Да, и уже довольно давно. Представьте себе, что вы первое в мире тренировочное чучело, которое может отомстить за своих убитых и искалеченных братьев и… кхм… сестер. И в то же время вы наглухо замурованы черти-где. А? А? Чувствуете иронию? Это вам не подавиться персиковой косточкой на собственном столетнем юбилее! Это жестокая пытка!Мы с Ремом переглянулись.
— Так чего ты хочешь? — осторожно спросил я.
— Чего я хочу? — переспросил Олечуч. — Чего? Я? Хочу? Я хочу потрошить каждого, кто истязает чучела. Вспарывать их свиные животы, разматывать кишки, насыпать в образовавшуюся полость песок и опил, а потом дубасить палкой. Но это лишь основная линия моего плана. В действительности он комплексный. Кия! Горло-диафрагма-колено! Я все продумал. Нет, мне так не кажется. Двадцать четыре. Расслабляете предплечье и бьете в солнечное сплетение, вот так! Бью! Когда я гулял там с ней, мне казалось, что это на всю жизнь. Кия! Но сначала нужно освободиться.
Я даже моргнуть не успел. Слабо звякнул каленый металл, брызнули разорванные звенья, и Олечуч предстал перед нами освободившимся. Он, кряхтя, разминал конечности, и одновременно искал что-то на стойках.
— Ничего не вижу, — прошептал он вскрикивая. — Эй, помогите-ка. Мне нужны глаза.
Мы с Ремом подумали об одном и том же, потому что я заметил, как он вслед за мной тянется к кинжалу.
— Надо их нарисовать, — продолжил Олечуч.
Мы облегченно перевели дух. Я достал из внутреннего клапана жилета писчий уголек, которым по страничке в неделю писал свой лирический роман о любви между благородным преступником и прекрасной стражницей. Хороший роман. И там будут погони и стрельба. И пара строк, которые заставят вас разрыдаться. Да-да… Ф-у-ух, послушайте, я все равно не стал бы его публиковать, так что никто бы не пострадал. Ни один змеев критик. Довольны?
— Только нарисуй так, чтобы они были, как бы злобно прищурены, — потребовал Олечуч. — Очень злобно. Чтобы они просто источали ненависть. Ха-ха! Я могу видеть и без них, без них, да, без них, кхм, но это несколько иное… Нет, совсем не то. Не подходит. Это временная мера. Такие глаза сотрутся. Как только убью своего первого воина, заберу его глаза. Убью.
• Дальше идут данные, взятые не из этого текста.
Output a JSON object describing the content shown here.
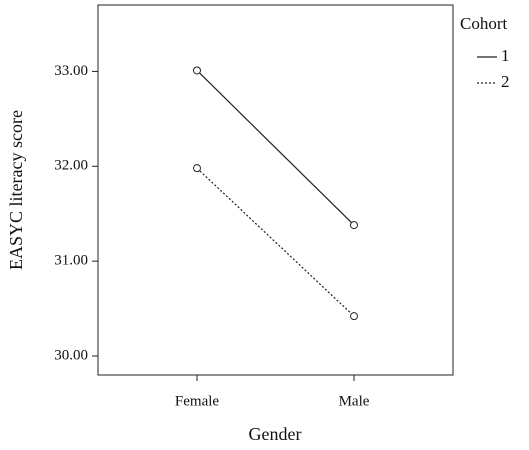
{
  "chart_data": {
    "type": "line",
    "categories": [
      "Female",
      "Male"
    ],
    "series": [
      {
        "name": "1",
        "color": "#222222",
        "linestyle": "solid",
        "values": [
          33.01,
          31.38
        ]
      },
      {
        "name": "2",
        "color": "#222222",
        "linestyle": "dashed",
        "values": [
          31.98,
          30.42
        ]
      }
    ],
    "xlabel": "Gender",
    "ylabel": "EASYC literacy score",
    "legend_title": "Cohort",
    "legend": "outside-right",
    "ylim": [
      29.8,
      33.7
    ],
    "yticks": [
      {
        "value": 30,
        "label": "30.00"
      },
      {
        "value": 31,
        "label": "31.00"
      },
      {
        "value": 32,
        "label": "32.00"
      },
      {
        "value": 33,
        "label": "33.00"
      }
    ],
    "grid": false,
    "markers": "open-circle"
  }
}
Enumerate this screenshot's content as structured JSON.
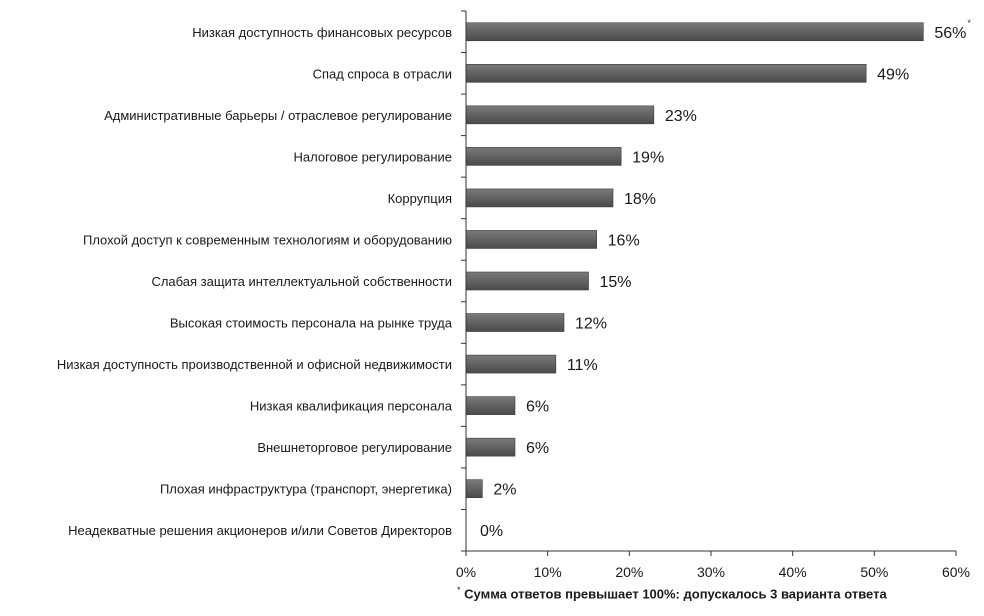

Я с тщанием выполнил его просьбу.
— Хорошо, — похвалил Олечуч, нервно ощупывая голову. — Гм, вы, правда, не похожи на воинов. Ху! Ха! Что? Их двое. Нет. Один смазливый педант, которого не отличишь от его мамаши, — Рем хихикнул, — а второй — утлый коротышка, которого даже курица перешагнуть может.
— Эй, ну зря ты так, — сказал я вежливо. — Мы ведь…
— Послушай Кестон.
— Престон, если угодно, — поправил я.
— Я очень нервное чучело, — продолжил Олечуч. — Да. И посмотрел бы я на вас, на моем месте. На моем месте, которое даже проклятьем назовешь — преуменьшишь!
Не знаю, что бы было, если б я постоянно помнил об этом. Вот. Да, да. Тебя не били с самого рождения.